The First Nations and Inuit Policing Program

The First Nations and Inuit Policing Program is a contribution program that provides funding to support and enable supplemental policing services to First Nation and Inuit communities across Canada in addition to Provincial/Territorial policing. A Community Tripartite Agreement includes a contingent of RCMP police officers to provide dedicated policing to a First Nation or Inuit community that is intended to supplement the level of Provincial/Territorial police services provided to that community. James Smith Cree Nation does not receive funding for supplemental policing services through the First Nations and Inuit Policing Program.

Board of Investigation

On October 6th the Correctional Service of Canada (CSC) and Parole Board of Canada (PBC) convened a National Joint Board of Investigation (BOI) into the statutory release, community supervision and PBC decisions in the case of Myles Sanderson.

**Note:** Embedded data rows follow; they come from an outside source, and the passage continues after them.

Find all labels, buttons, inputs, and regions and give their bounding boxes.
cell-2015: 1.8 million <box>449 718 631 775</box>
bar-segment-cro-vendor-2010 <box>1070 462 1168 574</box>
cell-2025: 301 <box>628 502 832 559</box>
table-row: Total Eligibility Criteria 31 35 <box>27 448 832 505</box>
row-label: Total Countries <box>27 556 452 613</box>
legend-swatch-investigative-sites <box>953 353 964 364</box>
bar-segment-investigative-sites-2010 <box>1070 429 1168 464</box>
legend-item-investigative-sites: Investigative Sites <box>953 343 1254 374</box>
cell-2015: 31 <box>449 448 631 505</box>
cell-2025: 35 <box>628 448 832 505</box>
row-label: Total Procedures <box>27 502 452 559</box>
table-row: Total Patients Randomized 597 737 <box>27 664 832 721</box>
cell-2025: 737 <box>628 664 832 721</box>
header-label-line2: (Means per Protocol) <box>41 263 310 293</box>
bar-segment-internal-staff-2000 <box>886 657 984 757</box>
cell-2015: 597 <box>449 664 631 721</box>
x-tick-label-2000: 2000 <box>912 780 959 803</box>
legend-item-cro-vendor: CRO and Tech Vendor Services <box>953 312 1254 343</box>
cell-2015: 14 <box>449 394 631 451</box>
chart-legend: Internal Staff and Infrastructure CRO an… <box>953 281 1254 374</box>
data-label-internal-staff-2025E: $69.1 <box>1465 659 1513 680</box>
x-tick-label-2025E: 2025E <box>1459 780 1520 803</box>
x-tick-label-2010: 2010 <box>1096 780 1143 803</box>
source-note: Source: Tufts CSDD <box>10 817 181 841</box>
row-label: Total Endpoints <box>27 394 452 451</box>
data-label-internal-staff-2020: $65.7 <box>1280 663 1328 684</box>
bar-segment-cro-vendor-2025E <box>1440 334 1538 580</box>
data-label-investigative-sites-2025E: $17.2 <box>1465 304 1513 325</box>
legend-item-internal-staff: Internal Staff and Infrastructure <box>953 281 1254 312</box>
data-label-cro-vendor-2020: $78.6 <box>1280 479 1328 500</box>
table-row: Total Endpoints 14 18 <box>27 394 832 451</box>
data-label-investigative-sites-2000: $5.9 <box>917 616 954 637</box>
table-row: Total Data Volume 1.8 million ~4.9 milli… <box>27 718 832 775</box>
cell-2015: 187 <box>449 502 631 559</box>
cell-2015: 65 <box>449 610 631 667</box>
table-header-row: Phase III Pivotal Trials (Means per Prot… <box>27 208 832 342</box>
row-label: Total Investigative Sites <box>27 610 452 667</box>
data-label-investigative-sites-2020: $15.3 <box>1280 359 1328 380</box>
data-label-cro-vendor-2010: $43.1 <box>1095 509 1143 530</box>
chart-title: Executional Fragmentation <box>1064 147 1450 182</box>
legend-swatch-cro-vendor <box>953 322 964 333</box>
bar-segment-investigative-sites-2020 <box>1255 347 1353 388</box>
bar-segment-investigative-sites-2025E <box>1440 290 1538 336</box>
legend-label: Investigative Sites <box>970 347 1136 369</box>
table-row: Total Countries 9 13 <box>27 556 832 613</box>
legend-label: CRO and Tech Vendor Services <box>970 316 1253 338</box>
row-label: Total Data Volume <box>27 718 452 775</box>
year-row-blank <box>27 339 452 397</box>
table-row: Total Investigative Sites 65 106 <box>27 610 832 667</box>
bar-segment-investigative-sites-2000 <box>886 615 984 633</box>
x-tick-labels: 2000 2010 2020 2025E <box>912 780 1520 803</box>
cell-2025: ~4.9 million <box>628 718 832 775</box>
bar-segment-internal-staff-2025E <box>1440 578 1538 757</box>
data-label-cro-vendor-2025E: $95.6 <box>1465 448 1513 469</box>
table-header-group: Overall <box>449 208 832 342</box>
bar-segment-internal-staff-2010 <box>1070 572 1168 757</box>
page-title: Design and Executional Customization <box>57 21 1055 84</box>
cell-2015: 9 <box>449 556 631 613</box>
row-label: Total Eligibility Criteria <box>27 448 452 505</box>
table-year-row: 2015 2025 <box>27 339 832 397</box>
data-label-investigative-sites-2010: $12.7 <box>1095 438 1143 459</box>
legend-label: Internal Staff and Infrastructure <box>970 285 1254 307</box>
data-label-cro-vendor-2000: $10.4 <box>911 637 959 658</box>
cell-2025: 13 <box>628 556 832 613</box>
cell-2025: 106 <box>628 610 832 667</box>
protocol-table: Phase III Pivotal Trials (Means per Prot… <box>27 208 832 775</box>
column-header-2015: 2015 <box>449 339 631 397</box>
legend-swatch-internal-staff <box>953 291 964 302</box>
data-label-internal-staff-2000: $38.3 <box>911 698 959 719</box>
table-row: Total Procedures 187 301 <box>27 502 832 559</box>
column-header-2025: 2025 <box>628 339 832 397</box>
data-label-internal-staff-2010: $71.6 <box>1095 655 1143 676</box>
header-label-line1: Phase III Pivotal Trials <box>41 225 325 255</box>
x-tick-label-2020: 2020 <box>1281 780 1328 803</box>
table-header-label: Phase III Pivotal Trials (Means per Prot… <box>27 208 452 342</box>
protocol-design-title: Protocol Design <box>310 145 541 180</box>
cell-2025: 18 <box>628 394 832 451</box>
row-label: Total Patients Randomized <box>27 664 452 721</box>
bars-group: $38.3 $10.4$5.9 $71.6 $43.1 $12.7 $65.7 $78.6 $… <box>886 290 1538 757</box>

The National Joint BOI process is guided by requirements set out in the Corrections and Conditional Release Act (CCRA). It is an administrative investigation that will thoroughly analyze all of the facts and circumstances, including whether laws, policies and protocols were followed, and identify any recommendations and corrective measures, as needed. The PBC and the CSC are committed to publicly sharing the results of the investigation, and subsequently any corrective measures that will be implemented in response to its recommendations.

Statutory Release

Pursuant to the Corrections and Conditional Release Act (CCRA), all federal offenders serving determinate sentences are entitled to statutory release from a federal penitentiary after serving two-thirds of their sentence, unless they are likely to commit a serious offence before the end of their sentence. Statutory release is mandated by subsection 127(1) of the CCRA, and is not by a decision made at the discretion of the Parole Board of Canada (PBC). Offenders serving life or indeterminate sentences are not eligible for Statutory Release.

Statutory release requires federally sentenced offenders to serve the final third of their sentence in the community, under the supervision of CSC, and with certain conditions. As a form of conditional release, its purpose is to help offenders become law-abiding citizens by providing them with intervention, assistance, programs and necessary controls to minimize their risk. All offenders on conditional release must report a federal parole officer. Should an offender breach their release conditions, or should it be deemed necessary for the protection of society, an offender’s release can by suspended and they may ultimately be returned to a federal institution.

In terms of statutory releases during fiscal year 2019-2020, 92.4% of these releases did not result in a new conviction; 6.4% of statutory release supervision periods ended with a non-violent offence; and only 1.1% ended with a violent offence.